After making us wonder for a year and a half, Apple finally pulled the plug (power puns!) on the AirPower mat. Possibly to avoid a fire.
This situation is already so bad, a legitimate embarrassment for the company, why would anyone have to exaggerate to try to make it worse? Because it’s Apple, that’s why!
Writing for Mashable, Karissa Bell is not incorrect in saying “Apple’s AirPower fail is an unprecedented embarrassment.” (Tip o’ the antlers to @designheretic.)
But it gets a little much pretty quickly.
…Apple announced that its most anticipated accessory won’t actually be launching—ever.
“Its most anticipated accessory”? More than AirPods, which sell in the millions? More than the Apple Watch? The Macalope supposes this is a matter of opinion, like how fans of gastrointestinal distress might say “Kentucky Fried Chicken is the best fried chicken you can buy.” Are they wrong? Well, no, not from an “I like cramping and getting the vague feeling I’ve ingested a surprising amount of rat parts per bucket” perspective.
After more than a year of hype and delays, the company is killing AirPower.
This is like “To Build A Fire” but instead of trying to build a fire in order to survive, Bell is inexplicably trying to make a dumb thing Apple did look like the dumbest thing anyone has ever done in the entire history of dumbness.
After initially announcing the AirPower mat in September of 2017, Apple barely spoke of it until last week when the company announced it was canceled. That’s some hype cycle.
Though it’s not unheard of for a company to ax a planned product, it’s rare for it to happen after a splashy public announcement.
Splashy public announcements aren’t what they used to be. Apple devoted less than two minutes to its “sneak peek” of AirPower during the September 14th 2017 keynote. It did tout the mat’s ability to intelligently charge multiple devices at a time, something that is not part of the Qi standard, with Phil Schiller declaring “Our team knows how to do this.” Their team… did not. But it’s not exactly like they dropped balloons from the ceiling and handed out glossy materials and fired AirPower shirts from a cannon, either.
Remember, AirPower was among the first products ever launched at Apple’s new Steve Jobs Theater.
Now known as “The Den of LIES”!
First of all, it wasn’t “launched.” It never launched. It was teased, yes, but a launch would imply it was actually going on sale and, as far as The Macalope knows, you cannot buy things that don’t exist. Well, other than bitcoin.
Apparently the venue also makes some kind of difference. If it had been announced at Moscone Center or Yerba Buena or the Large Hadron Collider, no big deal. But it being “among the first products” to be announced at the Steve Jobs Theater… well… you can imagine the implications of that. (?) Surely Steve Jobs is staring down disapprovingly because he certainly never announced anything that was never released.

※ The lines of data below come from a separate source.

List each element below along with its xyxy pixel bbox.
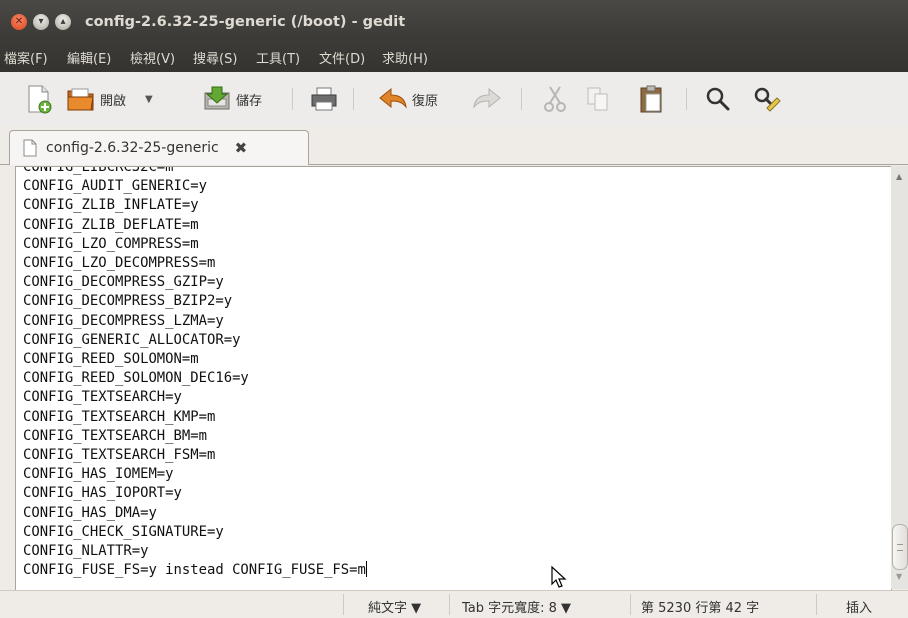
editor-line[interactable]: CONFIG_DECOMPRESS_LZMA=y — [23, 312, 367, 331]
paste-button[interactable] — [638, 82, 664, 116]
minimize-window-button[interactable]: ▾ — [33, 14, 49, 30]
redo-button[interactable] — [472, 82, 502, 116]
close-window-button[interactable]: ✕ — [11, 14, 27, 30]
undo-arrow-icon — [379, 87, 407, 109]
status-separator — [816, 594, 817, 615]
replace-icon — [754, 87, 781, 112]
editor-line[interactable]: CONFIG_FUSE_FS=y instead CONFIG_FUSE_FS=… — [23, 561, 367, 580]
redo-icon — [473, 87, 501, 109]
menu-help[interactable]: 求助(H) — [382, 48, 428, 67]
status-separator — [630, 594, 631, 615]
editor-line[interactable]: CONFIG_LZO_DECOMPRESS=m — [23, 254, 367, 273]
copy-icon — [587, 87, 608, 111]
editor-line[interactable]: CONFIG_HAS_DMA=y — [23, 504, 367, 523]
editor-text[interactable]: CONFIG_LIBCRC32C=m CONFIG_AUDIT_GENERIC=y… — [23, 167, 367, 580]
new-document-icon — [28, 85, 52, 114]
scissors-icon — [544, 86, 566, 112]
close-tab-icon[interactable]: ✖ — [235, 139, 248, 157]
insert-mode: 插入 — [846, 601, 873, 616]
cut-button[interactable] — [542, 82, 568, 116]
scroll-down-arrow-icon[interactable]: ▼ — [896, 572, 902, 581]
find-button[interactable] — [704, 82, 732, 116]
status-separator — [449, 594, 450, 615]
menu-edit[interactable]: 編輯(E) — [67, 48, 111, 67]
menu-view[interactable]: 檢視(V) — [130, 48, 175, 67]
status-bar: 純文字 ▼ Tab 字元寬度: 8 ▼ 第 5230 行第 42 字 插入 — [0, 590, 908, 618]
text-cursor — [365, 561, 367, 578]
open-label: 開啟 — [100, 93, 127, 109]
tab-width-selector[interactable]: Tab 字元寬度: 8 ▼ — [462, 597, 571, 616]
tab-label: config-2.6.32-25-generic — [46, 140, 219, 156]
toolbar-separator — [521, 88, 522, 110]
editor-line[interactable]: CONFIG_GENERIC_ALLOCATOR=y — [23, 331, 367, 350]
save-icon — [204, 86, 230, 110]
editor-line[interactable]: CONFIG_HAS_IOPORT=y — [23, 484, 367, 503]
undo-label: 復原 — [412, 93, 439, 109]
clipboard-icon — [640, 85, 662, 113]
tab-bar: config-2.6.32-25-generic ✖ — [0, 126, 908, 165]
scroll-up-arrow-icon[interactable]: ▲ — [896, 172, 902, 181]
editor-line[interactable]: CONFIG_AUDIT_GENERIC=y — [23, 177, 367, 196]
editor-line[interactable]: CONFIG_REED_SOLOMON_DEC16=y — [23, 369, 367, 388]
editor-line[interactable]: CONFIG_LZO_COMPRESS=m — [23, 235, 367, 254]
menu-bar: 檔案(F) 編輯(E) 檢視(V) 搜尋(S) 工具(T) 文件(D) 求助(H… — [0, 40, 908, 72]
tab-document[interactable]: config-2.6.32-25-generic ✖ — [9, 130, 309, 165]
toolbar-separator — [353, 88, 354, 110]
toolbar-separator — [686, 88, 687, 110]
editor-line[interactable]: CONFIG_HAS_IOMEM=y — [23, 465, 367, 484]
window-title: config-2.6.32-25-generic (/boot) - gedit — [85, 14, 406, 30]
editor-line[interactable]: CONFIG_DECOMPRESS_BZIP2=y — [23, 292, 367, 311]
editor-line[interactable]: CONFIG_TEXTSEARCH_KMP=m — [23, 408, 367, 427]
cursor-position: 第 5230 行第 42 字 — [641, 601, 760, 616]
editor-line[interactable]: CONFIG_NLATTR=y — [23, 542, 367, 561]
editor-line[interactable]: CONFIG_CHECK_SIGNATURE=y — [23, 523, 367, 542]
menu-documents[interactable]: 文件(D) — [319, 48, 365, 67]
scrollbar-thumb[interactable] — [892, 524, 908, 570]
maximize-window-button[interactable]: ▴ — [55, 14, 71, 30]
save-button[interactable]: 儲存 — [202, 82, 262, 116]
open-recent-dropdown[interactable]: ▼ — [145, 82, 153, 116]
editor-line[interactable]: CONFIG_ZLIB_DEFLATE=m — [23, 216, 367, 235]
replace-button[interactable] — [752, 82, 782, 116]
status-separator — [343, 594, 344, 615]
copy-button[interactable] — [585, 82, 611, 116]
editor-line[interactable]: CONFIG_DECOMPRESS_GZIP=y — [23, 273, 367, 292]
open-button[interactable]: 開啟 — [66, 82, 126, 116]
save-label: 儲存 — [236, 93, 263, 109]
menu-file[interactable]: 檔案(F) — [4, 48, 48, 67]
menu-tools[interactable]: 工具(T) — [256, 48, 300, 67]
magnifier-icon — [706, 87, 730, 111]
mouse-pointer-icon — [551, 565, 567, 588]
folder-open-icon — [67, 88, 94, 111]
toolbar: 開啟 ▼ 儲存 復原 — [0, 72, 908, 127]
undo-button[interactable]: 復原 — [378, 82, 438, 116]
editor-line[interactable]: CONFIG_ZLIB_INFLATE=y — [23, 196, 367, 215]
text-document-icon — [23, 139, 37, 157]
editor-line[interactable]: CONFIG_TEXTSEARCH_BM=m — [23, 427, 367, 446]
menu-search[interactable]: 搜尋(S) — [193, 48, 237, 67]
new-button[interactable] — [26, 82, 52, 116]
editor-line[interactable]: CONFIG_REED_SOLOMON=m — [23, 350, 367, 369]
editor-line[interactable]: CONFIG_TEXTSEARCH=y — [23, 388, 367, 407]
print-button[interactable] — [310, 82, 338, 116]
printer-icon — [311, 87, 337, 111]
toolbar-separator — [292, 88, 293, 110]
text-editor[interactable]: CONFIG_LIBCRC32C=m CONFIG_AUDIT_GENERIC=y… — [15, 166, 892, 591]
editor-line[interactable]: CONFIG_LIBCRC32C=m — [23, 167, 367, 177]
editor-line[interactable]: CONFIG_TEXTSEARCH_FSM=m — [23, 446, 367, 465]
language-selector[interactable]: 純文字 ▼ — [368, 597, 421, 616]
vertical-scrollbar[interactable]: ▲ ▼ — [891, 166, 908, 589]
title-bar: ✕ ▾ ▴ config-2.6.32-25-generic (/boot) -… — [0, 0, 908, 40]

The FaceTime bug was a rare privacy blunder, and the butterfly keyboard on new MacBooks is still a travesty.
True and true.
But none of these quite compare to being forced to kill a long-promised product right before it was supposed to launch.
Wrong! We still have to live with these keyboards! That’s way worse! Somewhere Jony Ive is dreaming up even thinner keyboards that fail when an errant electron gets in the underlying tardigrade mechanism. Apple will alleviate the situation later by adding a membrane of pure neutrinos.
According to Apple, AirPower was supposed to launch in 2018. The company never said it was coming this spring, people just intuited that from rumors and some admittedly obvious clues. Please see a licensed medical provider to treat your case of supposedtas.
Apple’s repeated delays and near-total silence about AirPower made the fabled accessory even more popular.
What does that even mean? “Slender Man is certain a very popular person and all the children love him.”
There’s no argument that Apple screwed up badly here. The Macalope’s not sure why the company felt to need to preview a product that clearly was vaporware. People love to talk about Apple’s “hubris” when it’s unwarranted. This is a case where it is. But it’s still not as big a deal as all this.